We introduce a broad-coverage, data-driven and linguistically sound set of transformations, that makes event-structure and many lexical relations explicit.
It doesn't look like much, but it is when you're writing
pattern matching rules like
shot|dobj|personA shot|subj|personB to find the sentences in a corpus where someone got shot. With enrichment you'd miss the sentence from above.
With enriched dependencies, the shortest dependency path (SDP), between two entities (Sheriff and Bob) can become shorter and simpler. That means linguistic patterns overall are easier to create and have higher recall.
From 2004, but Still Relevant
This thesis has a lot of gems about how grammars and reasoning differ by scientific domain.
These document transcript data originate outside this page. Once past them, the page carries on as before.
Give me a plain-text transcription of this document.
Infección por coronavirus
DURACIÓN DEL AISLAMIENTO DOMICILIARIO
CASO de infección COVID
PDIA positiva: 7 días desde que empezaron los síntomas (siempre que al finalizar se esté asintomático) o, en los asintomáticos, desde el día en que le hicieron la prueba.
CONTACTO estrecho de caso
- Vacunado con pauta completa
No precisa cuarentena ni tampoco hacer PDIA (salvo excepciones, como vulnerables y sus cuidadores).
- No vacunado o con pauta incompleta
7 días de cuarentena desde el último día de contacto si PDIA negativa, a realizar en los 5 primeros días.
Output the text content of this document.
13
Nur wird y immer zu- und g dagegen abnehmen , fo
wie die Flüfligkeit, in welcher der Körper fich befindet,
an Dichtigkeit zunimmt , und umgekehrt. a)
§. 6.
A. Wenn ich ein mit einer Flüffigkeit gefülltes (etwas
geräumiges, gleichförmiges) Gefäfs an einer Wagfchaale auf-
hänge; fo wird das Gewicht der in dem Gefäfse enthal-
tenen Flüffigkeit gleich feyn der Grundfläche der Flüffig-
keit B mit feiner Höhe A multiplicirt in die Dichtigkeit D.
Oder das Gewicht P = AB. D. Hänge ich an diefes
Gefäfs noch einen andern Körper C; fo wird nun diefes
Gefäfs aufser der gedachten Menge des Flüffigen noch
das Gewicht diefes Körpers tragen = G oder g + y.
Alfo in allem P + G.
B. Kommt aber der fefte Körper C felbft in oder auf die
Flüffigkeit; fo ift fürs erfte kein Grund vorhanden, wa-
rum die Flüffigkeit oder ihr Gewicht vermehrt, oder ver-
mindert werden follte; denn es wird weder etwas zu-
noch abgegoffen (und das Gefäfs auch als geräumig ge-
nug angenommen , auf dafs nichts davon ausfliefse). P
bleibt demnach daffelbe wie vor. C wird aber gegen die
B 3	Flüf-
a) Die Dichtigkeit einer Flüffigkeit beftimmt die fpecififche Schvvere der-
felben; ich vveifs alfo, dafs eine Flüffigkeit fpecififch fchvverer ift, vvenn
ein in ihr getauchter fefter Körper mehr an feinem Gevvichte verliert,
It includes lots of linguistic corpus analysis, including Molecular Biology.
However the field of molecular biology is fundamentally different from that of clinical narrative reports which in turn necessitates its own sublanguage grammar.
This representation makes use of essentially similar entities but needs to capture the molecular pathway relationships which are particular to the biomolecular domain.
Categories and themes for the biomolecular domain
Immediately relevant to the present project on causation are the actions activate, act upon, cause, generate, modify and promote all of which can be subsumed under the heading of cause in the sublanguage analysis.
And... Causation has no one Meaning (Polysemy)
Within each scientific sub-domain, scientists seek to discover the mechanisms of causal relations specific to the phenomena under observation. In fundamental particle physics, the production of electron anti-neutrinos is related causally to the decay of electron neutrinos. By way of contrast causation in genetics is frequently expressed in terms of disruption or disturbance in chemical base pairs making up DNA.